Monday, June 08, 2015
Jim Kimbrough should already be on the Board of Education
Despite that, there is one area of the law in which I was consulted by reporters from many Missouri newspapers and television stations for years after I left the newspaper business in 1999. As someone who covered thousands of meetings during my 22 years as a reporter, I made it my business to learn the ins and outs of what could or could not be discussed in closed sessions.
School boards and city councils like to keep as many things as possible behind closed doors. Though some things are generally accepted as belonging in closed session- items about identifiable students, real estate dealings where the price could be affected, and legal matters for instance, there is absolutely nothing that has to be done in closed session.
The Sunshine Law says specifically that the bodies "may" discuss certain items in closed session. At no place does it say that closed meetings are required.
Quite some time ago, the C. J. Huff Administration began violating the law by dealing with retirements and resignations of teachers in closed session. Nothing in the law allows for that. The personnel exemptions are for "hiring, firing, promoting, or disciplining." Accepting a resignation or acknowledging a retirement does not fall into that category, though it had been keeping people from getting a clear idea of how many teachers were leaving the district.
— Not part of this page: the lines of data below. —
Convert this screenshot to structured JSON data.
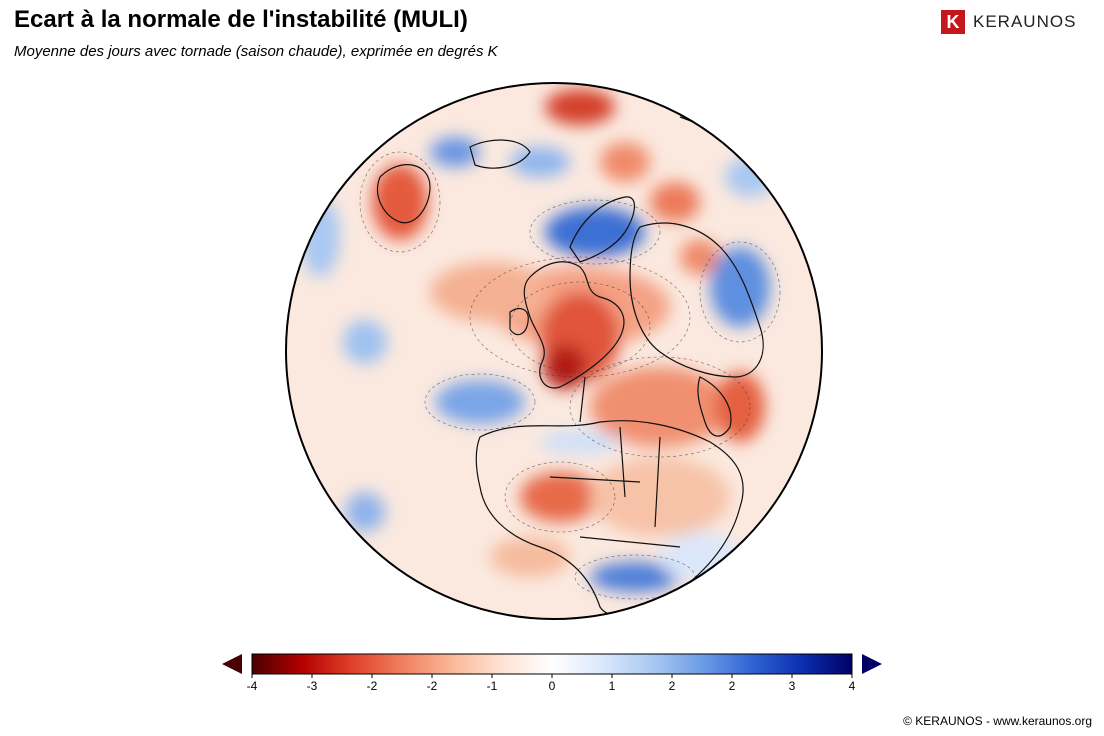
{
  "title": "Ecart à la normale de l'instabilité (MULI)",
  "subtitle": "Moyenne des jours avec tornade (saison chaude), exprimée en degrés K",
  "brand": {
    "name": "KERAUNOS",
    "mark": "K",
    "color": "#c4161c"
  },
  "footer": "© KERAUNOS - www.keraunos.org",
  "colorbar": {
    "tick_labels": [
      "-4",
      "-3",
      "-2",
      "-2",
      "-1",
      "0",
      "1",
      "2",
      "2",
      "3",
      "4"
    ],
    "colors": [
      "#4a0000",
      "#b30000",
      "#e0402a",
      "#f07f5e",
      "#f9b898",
      "#fde3d4",
      "#ffffff",
      "#dbe8fb",
      "#a9c9f2",
      "#6d9de6",
      "#3164d4",
      "#0b2fb0",
      "#000066"
    ],
    "low_arrow_color": "#4a0000",
    "high_arrow_color": "#000066"
  },
  "map": {
    "projection": "orthographic",
    "region": "Europe / Africa / North Atlantic"
  }
}
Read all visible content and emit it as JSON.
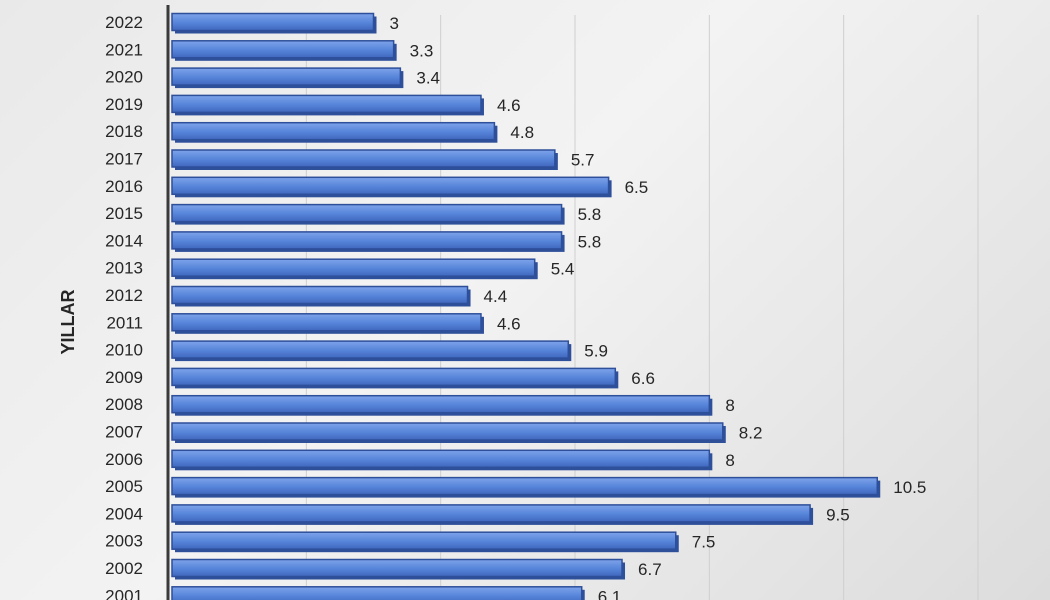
{
  "chart_data": {
    "type": "bar",
    "orientation": "horizontal",
    "ylabel": "YILLAR",
    "xlim": [
      0,
      12
    ],
    "grid": true,
    "bar_color": "#4f7dd6",
    "bar_edge_color": "#2e4f9a",
    "categories": [
      "2022",
      "2021",
      "2020",
      "2019",
      "2018",
      "2017",
      "2016",
      "2015",
      "2014",
      "2013",
      "2012",
      "2011",
      "2010",
      "2009",
      "2008",
      "2007",
      "2006",
      "2005",
      "2004",
      "2003",
      "2002",
      "2001"
    ],
    "values": [
      3,
      3.3,
      3.4,
      4.6,
      4.8,
      5.7,
      6.5,
      5.8,
      5.8,
      5.4,
      4.4,
      4.6,
      5.9,
      6.6,
      8,
      8.2,
      8,
      10.5,
      9.5,
      7.5,
      6.7,
      6.1
    ]
  }
}
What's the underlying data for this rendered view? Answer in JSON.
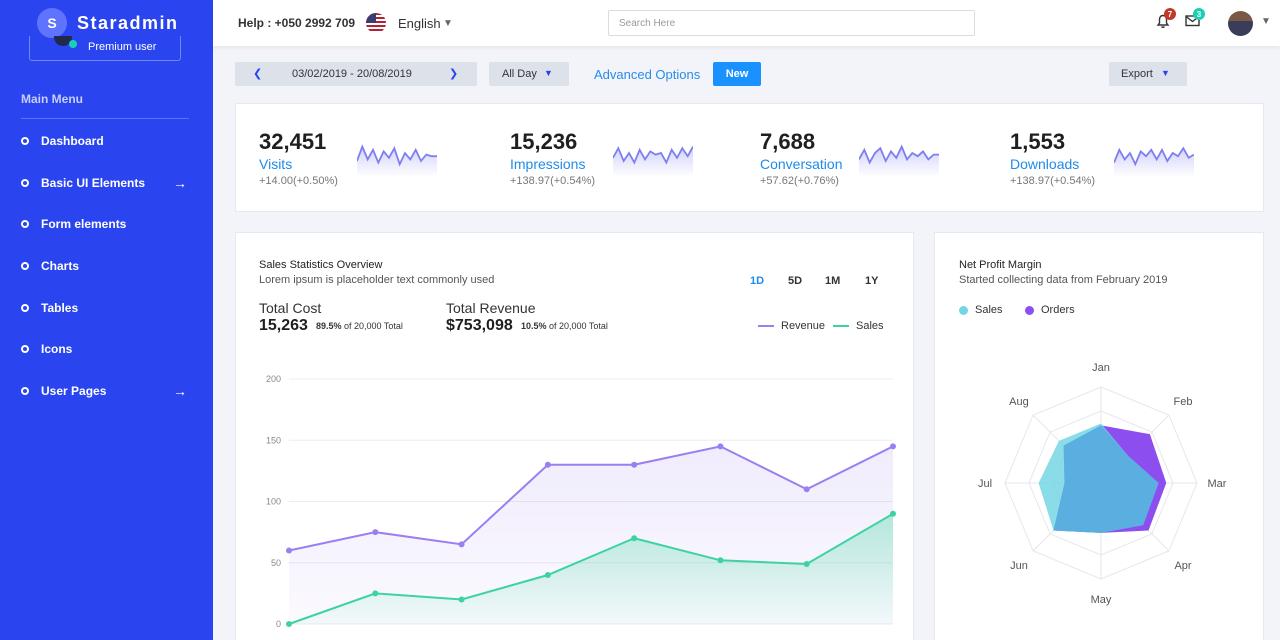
{
  "sidebar": {
    "brand": {
      "initial": "S",
      "name": "Staradmin"
    },
    "profile_label": "Premium user",
    "menu_title": "Main Menu",
    "items": [
      {
        "label": "Dashboard",
        "has_arrow": false
      },
      {
        "label": "Basic UI Elements",
        "has_arrow": true
      },
      {
        "label": "Form elements",
        "has_arrow": false
      },
      {
        "label": "Charts",
        "has_arrow": false
      },
      {
        "label": "Tables",
        "has_arrow": false
      },
      {
        "label": "Icons",
        "has_arrow": false
      },
      {
        "label": "User Pages",
        "has_arrow": true
      }
    ],
    "arrow_glyph": "→",
    "bg_color": "#2a45f0"
  },
  "header": {
    "help": "Help : +050 2992 709",
    "language": "English",
    "search_placeholder": "Search Here",
    "notifications_count": "7",
    "messages_count": "3",
    "notification_icon": "bell-icon",
    "messages_icon": "mail-icon"
  },
  "toolbar": {
    "date_range": "03/02/2019 - 20/08/2019",
    "period_select": "All Day",
    "advanced_options": "Advanced Options",
    "new_label": "New",
    "export_label": "Export"
  },
  "stats": [
    {
      "value": "32,451",
      "label": "Visits",
      "change": "+14.00(+0.50%)"
    },
    {
      "value": "15,236",
      "label": "Impressions",
      "change": "+138.97(+0.54%)"
    },
    {
      "value": "7,688",
      "label": "Conversation",
      "change": "+57.62(+0.76%)"
    },
    {
      "value": "1,553",
      "label": "Downloads",
      "change": "+138.97(+0.54%)"
    }
  ],
  "sales_overview": {
    "title": "Sales Statistics Overview",
    "subtitle": "Lorem ipsum is placeholder text commonly used",
    "periods": [
      "1D",
      "5D",
      "1M",
      "1Y"
    ],
    "active_period": "1D",
    "total_cost": {
      "label": "Total Cost",
      "value": "15,263",
      "pct": "89.5%",
      "note": " of 20,000 Total"
    },
    "total_revenue": {
      "label": "Total Revenue",
      "value": "$753,098",
      "pct": "10.5%",
      "note": " of 20,000 Total"
    },
    "legend": {
      "revenue": "Revenue",
      "sales": "Sales"
    }
  },
  "net_profit": {
    "title": "Net Profit Margin",
    "subtitle": "Started collecting data from February 2019",
    "legend": {
      "sales": "Sales",
      "orders": "Orders"
    }
  },
  "colors": {
    "revenue": "#9b7ff0",
    "sales": "#3dd3a0",
    "radar_sales": "#74d6e4",
    "radar_orders": "#8d4ef0",
    "radar_overlap": "#5aaee0",
    "accent": "#1e8bea",
    "spark": "#7d7ff0"
  },
  "chart_data": [
    {
      "type": "area",
      "title": "Sales Statistics Overview",
      "xlabel": "",
      "ylabel": "",
      "ylim": [
        0,
        200
      ],
      "yticks": [
        0,
        50,
        100,
        150,
        200
      ],
      "grid": true,
      "legend": "top-right",
      "x": [
        1,
        2,
        3,
        4,
        5,
        6,
        7,
        8
      ],
      "series": [
        {
          "name": "Revenue",
          "values": [
            60,
            75,
            65,
            130,
            130,
            145,
            110,
            145
          ]
        },
        {
          "name": "Sales",
          "values": [
            0,
            25,
            20,
            40,
            70,
            52,
            49,
            90
          ]
        }
      ]
    },
    {
      "type": "radar",
      "title": "Net Profit Margin",
      "categories": [
        "Jan",
        "Feb",
        "Mar",
        "Apr",
        "May",
        "Jun",
        "Jul",
        "Aug"
      ],
      "rmax": 100,
      "legend": "top-left",
      "series": [
        {
          "name": "Sales",
          "values": [
            62,
            40,
            60,
            62,
            52,
            70,
            65,
            62
          ]
        },
        {
          "name": "Orders",
          "values": [
            60,
            72,
            68,
            70,
            52,
            70,
            38,
            55
          ]
        }
      ]
    },
    {
      "type": "line",
      "title": "Visits sparkline",
      "values": [
        5,
        14,
        6,
        12,
        4,
        11,
        7,
        13,
        3,
        10,
        6,
        12,
        5,
        9,
        8,
        8
      ]
    },
    {
      "type": "line",
      "title": "Impressions sparkline",
      "values": [
        7,
        13,
        5,
        10,
        4,
        12,
        6,
        11,
        9,
        10,
        4,
        12,
        7,
        13,
        8,
        14
      ]
    },
    {
      "type": "line",
      "title": "Conversation sparkline",
      "values": [
        6,
        12,
        4,
        10,
        13,
        5,
        11,
        7,
        14,
        6,
        10,
        8,
        11,
        6,
        9,
        9
      ]
    },
    {
      "type": "line",
      "title": "Downloads sparkline",
      "values": [
        4,
        12,
        6,
        10,
        3,
        11,
        8,
        12,
        6,
        12,
        5,
        10,
        8,
        13,
        7,
        9
      ]
    }
  ]
}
As I finished reading the Joplin Globe article and checking out the television coverage of today's aborted attempt to have former member Jim Kimbrough returned to the R-8 Board of Education, it did not take long for me to come to a conclusion- Jim Kimbrough should already be on the board. When Board President Jeff Koch, Debbie Fort, and Jennifer Martucci voted for Kimbrough May 26, with Lynda Banwart and Mike Landis voting against, that should have been enough to return him to the board.
The swearing in was halted by Norman Rouse, who apparently was contacted by concerned employees, despite the fact that Rouse's job description is board attorney, not conerned employees attorney.
As you recall, when Kimbrough, Marsi Archer, Sharrock Dermott, Anne Sharp, Dave Guilford, and the rest of the applicants were interviewed by the board, it was done in open session and the same has been true for every vote.
That is because there is no allowance in the Sunshine Law to close the meeting for such a purpose. The new board member is not an employee, therefore you are not hiring him. It is an appointment to serve until the next election.
No matter what Rouse or the predictably overly cautious Missouri School Boards Association says if this is not hiring, and it is not, it comes nowhere near fitting any of the other criteria that would require four votes, therefore the majority of the quorum, three votes, should have been sufficient to put Jim Kimbrough on the board of education and stop this power play by Lynda Banwart and Mike Landis to take the decision making out of the hands of the people who were elected to the board to bring about change and put it in the hands of a County Commission, made up of two people who live outside the district and one who is highly compromised in this situation because of his past dealings with Lynda Banwart, dealings that have still not been mentioned in the Globe.
From the way the Globe article reads, it appears that the people in the C. J. Huff Administration may have undermined this effort to have Kimbrough sworn in as another desperate attempt to hold on to the status quo (and quite possibly their jobs).